Eine vergleichbare Entwicklung findet sich bei den klein- und mittelständischen Unternehmen. Diese sind kaum in der Lage, wegen ihrer Risikominimierungs- und Überlebensstrategie zu expandieren. Eine eigene Dynamik lässt sich nicht erkennen. Auch wenn das Wachstum der städtischen Bevölkerung sehr hoch ist, spielen die Städte noch keine sehr große Rolle, was sich auch in der geringen Zahl von Unternehmen niederschlägt. Diese sind zahlreichen Hindernissen ausgesetzt (bspw. hohe Transaktionskosten). Ein Industrialisierungsprozess ist kaum existent. Lediglich wenige Unternehmen (wie in der Textilindustrie) sind auch im Export tätig. Uganda kann aufgrund hoher Transportkosten kaum in traditionellen Industriesektoren erfolgreich sein. Noch schwerer ist die Lage der KMU.[18] - Die meisten KMU sind sehr jung. Es zeigt sich, dass gerade junge Unternehmen nur sehr schwer Zugang zu den Banken finden. - Obwohl die Mehrheit der KMU in einem Markt agiert, der durch hohen Wettbewerb gekennzeichnet ist, waren immerhin 60 Prozent der KMU in der Lage zu wachsen (Umsatz- und Beschäftigungswachstum). Viele der befragten Unternehmen haben investiert und planen auch weitere Investitionen. Die Expansion der Unternehmen kann jedoch nicht auf Exportwachstum zurückgeführt werden, da die KMU - von sehr wenigen Ausnahmen abgesehen - nicht exportieren. Sie wachsen, weil es insgesamt ein hohes Wachstum in Uganda gegeben hat und sich die Einkommen in den letzten 15 Jahren verbessert haben. Die lokale Konsumnachfrage bildet die Basis auch für das Wachstum der lokalen Kleinunternehmen. - Die Mehrheit der kleinen Unternehmen ist durch starke Behinderungen gekennzeichnet. Von besonderer Bedeutung sind Hindernisse beim Zugang und den Kosten für Land, Finanzdienstleistungen und Investitions- und Ausrüstungsgüter. Verglichen mit größeren Unternehmen[19] werden vor allem die ländlichen KMU, stark benachteiligt. Banken haben kaum Interesse an Kunden, denen Sicherheiten fehlen und die hohen Risiken wegen mangelnder Kreditdisziplin ausgesetzt sind. Dieses staatlich geförderte Crowding-Out ist eine wesentliche Grenze für das Wachstum der KMU. - KMU sind großen institutionellen Hindernissen ausgesetzt. Ein ugandisches Unternehmen benötigt 17 verschiedene Formulare, um sich registrieren lassen zu können, was hohe Kosten verursacht. Als Folge lassen sich die meisten KMU nicht registrieren und verbleiben informell.

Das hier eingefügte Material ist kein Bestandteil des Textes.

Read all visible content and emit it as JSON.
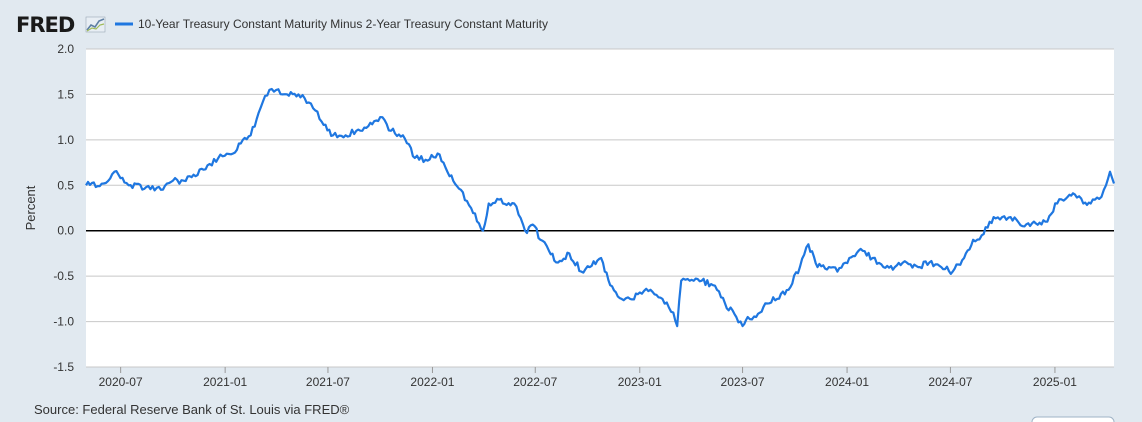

- Die große Mehrheit der KMU hat nur geringe Kompetenzen und agiert lokal, die meisten Unternehmen nehmen nur in Ausnahmefällen Unteraufträge an. Es handelt sich um eine "localized economy", in der Risikominimierung oberstes Gesetz ist. Nur wenige Unternehmen verfügen über Kenntnisse der nichtlokalen Märkte. Lokale Steuern (Marktgebühren) und hohe Transportkostenbehindern den Marktzugang. Ferner ist Uganda eine reine Cash-Economy. Transaktionen werden in bar abgewickelt. Zudem sind Vertrauensbeziehungen zwischen Kunden und KMU nur schwach ausgeprägt. KMU haben kein Vertrauen in staatliche Institutionen. Unternehmensnetzwerke sind nicht existent. Dazu gehört auch, dass die überwiegende Mehrheit der Unternehmen (95 Prozent) noch nie einen Bankkredit aufgenommen hat, und nur wenige KMU konnten Kleinkredite über Mikrofinanzinstitutionen erhalten. KMU finanzieren ihre Investitionen über Freunde und Verwandte. Eine Unternehmenskultur ist wenig ausgeprägt. Die Folge ist, dass der Zugang zu neuer Technologie und sogar zu Second-Hand-Technologie, zu Importeuren und Händlern weitgehend nicht existiert.

Zusammenfassend lässt sich festhalten, dass Ugandas Unternehmen durch wenige große und vom Staat durch Exportsubventionen geförderte Unternehmen, einen zahlenmäßig dominanten informellen Sektor mit Subsistenzorientierung und eine sehr kleine Mittelschicht von Unternehmen gekennzeichnet ist.


Fußnoten

17.
Vgl. Philip Keefer, Growth and Poverty Reduction in Uganda: The Role of Institutional Reform, Draft Paper 4/27/00, World Bank, Washington, D. C. 2000.
18.
Vgl. Robert Kappel/Jann Lay/Susan Steiner, The Missing Links - Uganda's Economic Reforms and Pro-Poor Growth, Report commissioned by Deutsche Gesellschaft für Technische Zusammenarbeit (GTZ), Eschborn 2004.
19.
Vgl. Ritva Reinikka/Paul Collier (Hrsg.), Uganda's recovery. The role of farms, firms, and government, Washington, D.C. 2001.